A two-level cluster of shipping containers is planned for the triangular center of the parking lot at the newly remodeled Anderson Building. (Photo by John T. Ward. Click to enlarge)
By JOHN T. WARD
Shoppers at the food market planned for Red Bank’s Anderson Building will soon be able to watch some of their produce growing in a shipping container in the parking lot, its owner says.
The shipping container array will include retail space for pop-up shops, a small apartment and a hydroponic farm. Below, Chris Cole with a rendering of the Anderson Building in 2014. (Click to enlarge)
Metrovation Anderson, redeveloper of the long-vacant former warehouse at 200 Monmouth Street, won zoning board approval Thursday night for a series of changes to the project.
While the same board’s October, 2014 approval allowed for a freestanding, two-story structure made of shipping containers in the center of the parking lot along Shrewsbury Avenue, the new plan calls for shrinking a proposed apartment in the containers and using the rest of the upper level for a hydroponic gardening operation.
Three Forks Local Greens, a Monmouth County-based hydroponic grower for restaurants and supplier to Sickles Market in Lincroft and B2 Restaurant in Red Bank, will operate the indoor farm, Metrovation principal Chris Cole told the board.
One end of the container will have a glass wall, “so when you pull into the parking lot, you’ll actually be watching the vegetables that will be grown and then sold right there” at Sickles Market Provisions, which plans to occupy the building’s first floor, Cole told the board.
The lower level of the containers is expected to be used by pop-up shops on a seasonal basis, Cole told the board.

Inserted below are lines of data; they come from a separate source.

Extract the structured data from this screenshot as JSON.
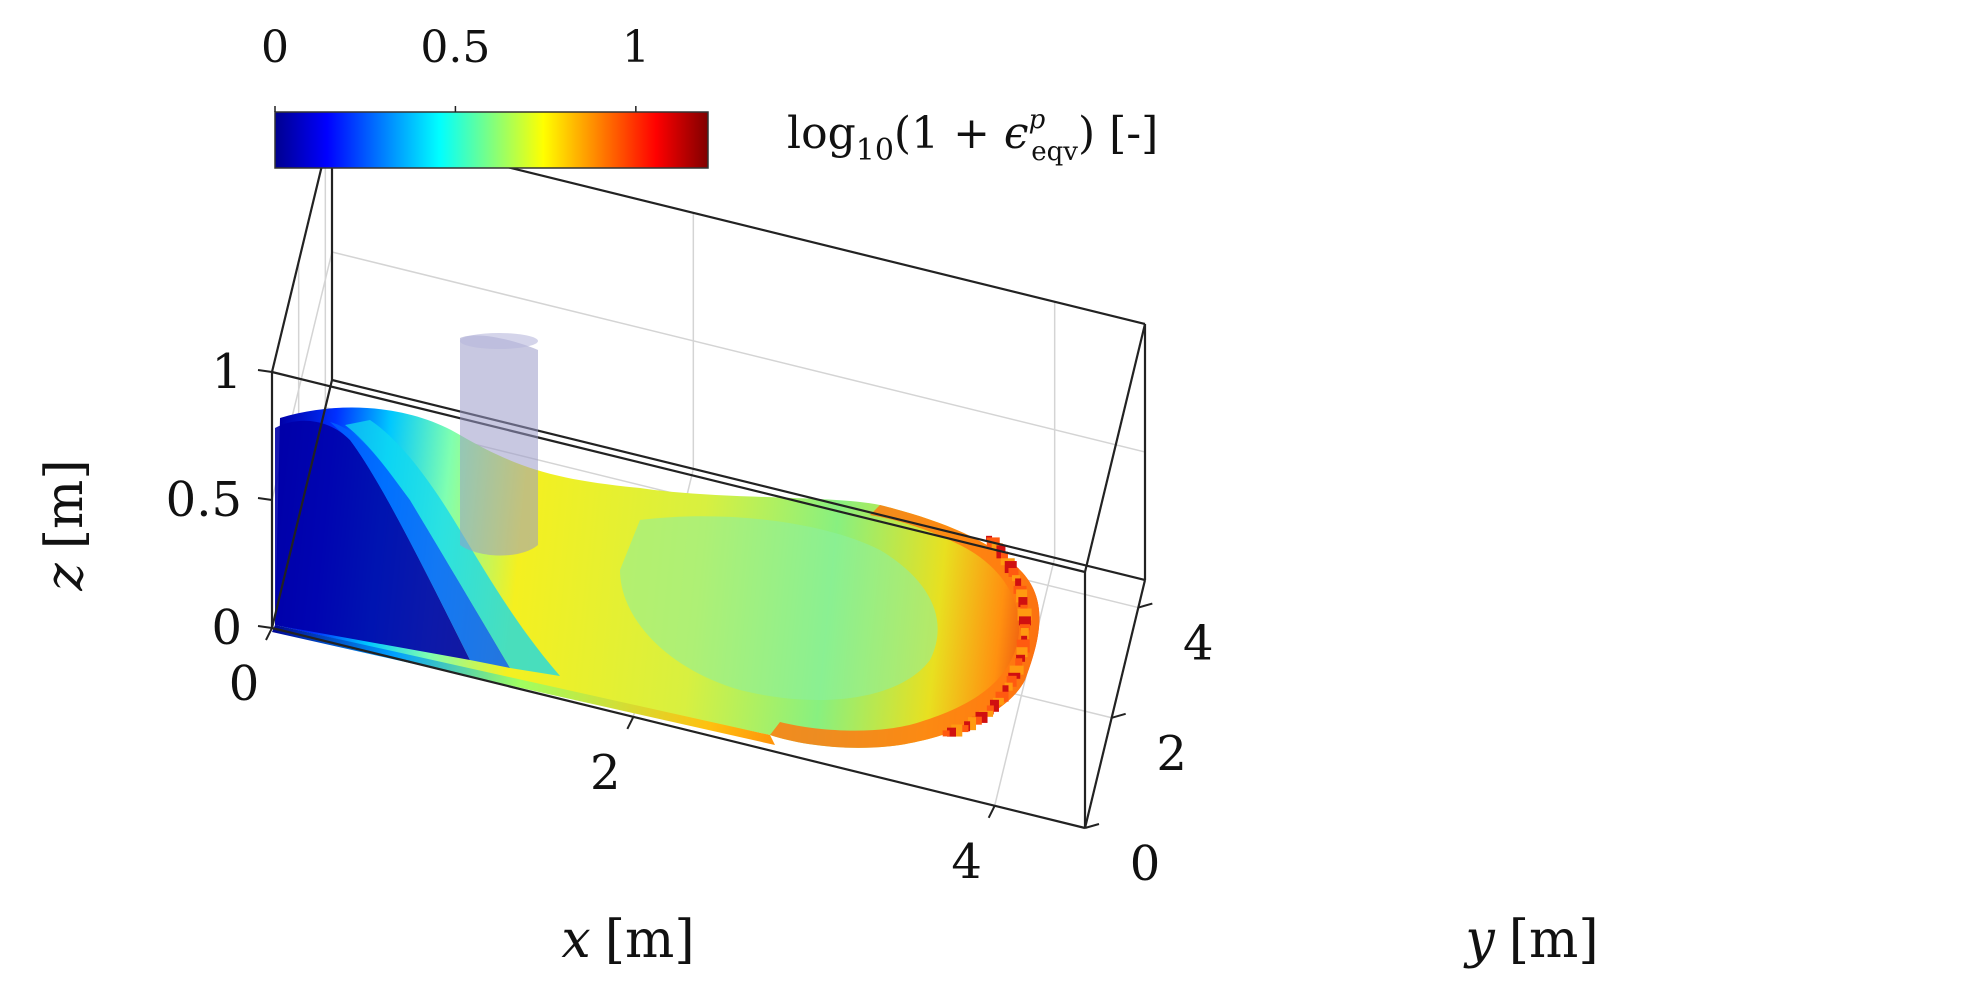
{
  "chart_data": {
    "type": "3d-surface-scatter",
    "colorbar": {
      "ticks": [
        "0",
        "0.5",
        "1"
      ],
      "tick_values": [
        0,
        0.5,
        1
      ],
      "range": [
        0,
        1.2
      ],
      "colormap": "jet",
      "label_parts": {
        "log": "log",
        "sub10": "10",
        "open": "(1 + ",
        "eps": "ϵ",
        "sup": "p",
        "sub": "eqv",
        "close": ") [-]"
      }
    },
    "axes": {
      "x": {
        "label_var": "x",
        "label_unit": "[m]",
        "ticks": [
          "0",
          "2",
          "4"
        ],
        "tick_values": [
          0,
          2,
          4
        ],
        "range": [
          0,
          4.5
        ]
      },
      "y": {
        "label_var": "y",
        "label_unit": "[m]",
        "ticks": [
          "0",
          "2",
          "4"
        ],
        "tick_values": [
          0,
          2,
          4
        ],
        "range": [
          0,
          4.5
        ]
      },
      "z": {
        "label_var": "z",
        "label_unit": "[m]",
        "ticks": [
          "0",
          "0.5",
          "1"
        ],
        "tick_values": [
          0,
          0.5,
          1
        ],
        "range": [
          0,
          1
        ]
      }
    },
    "grid": true,
    "legend": "none",
    "colors": {
      "box": "#222222",
      "grid": "#d4d4d4",
      "column": "#9a9ac8"
    }
  }
}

He said he’d been approached by a bookstore and a clothing seller, and envisioned the containers as starter lab for new retail ideas and an ever-changing draw for customers.
“We thought it would be interesting to sort of experiment with a bunch of tenants, nothing really long-term,” he said. “It will be tastefully done and nicely displayed.”
Cole told redbankgreen he hopes to have the shipping containers in operation by Memorial Day, 2020.
The board also approved a change that would allow non-office tenants on the second and third floors of the four-story primary structure. Cole said he had interest in the space from a wellness salon, a pilates studio and an interior design firm.
The board voted that the non-office tenants must not increase the parking demand for the building, which has 149 spaces on site.
Sickles Market Provisions plans to open January 10, owner Bob Sickles told redbankgreen recently.
Bottles by Sickles, a liquor store owned by Sickles, was to have opened earlier this month, but is now set to open November 15, Cole said.
Last month, advertising agency Sawtooth Group became the first business to occupy the Anderson Building in at least three decades, taking over the fourth floor.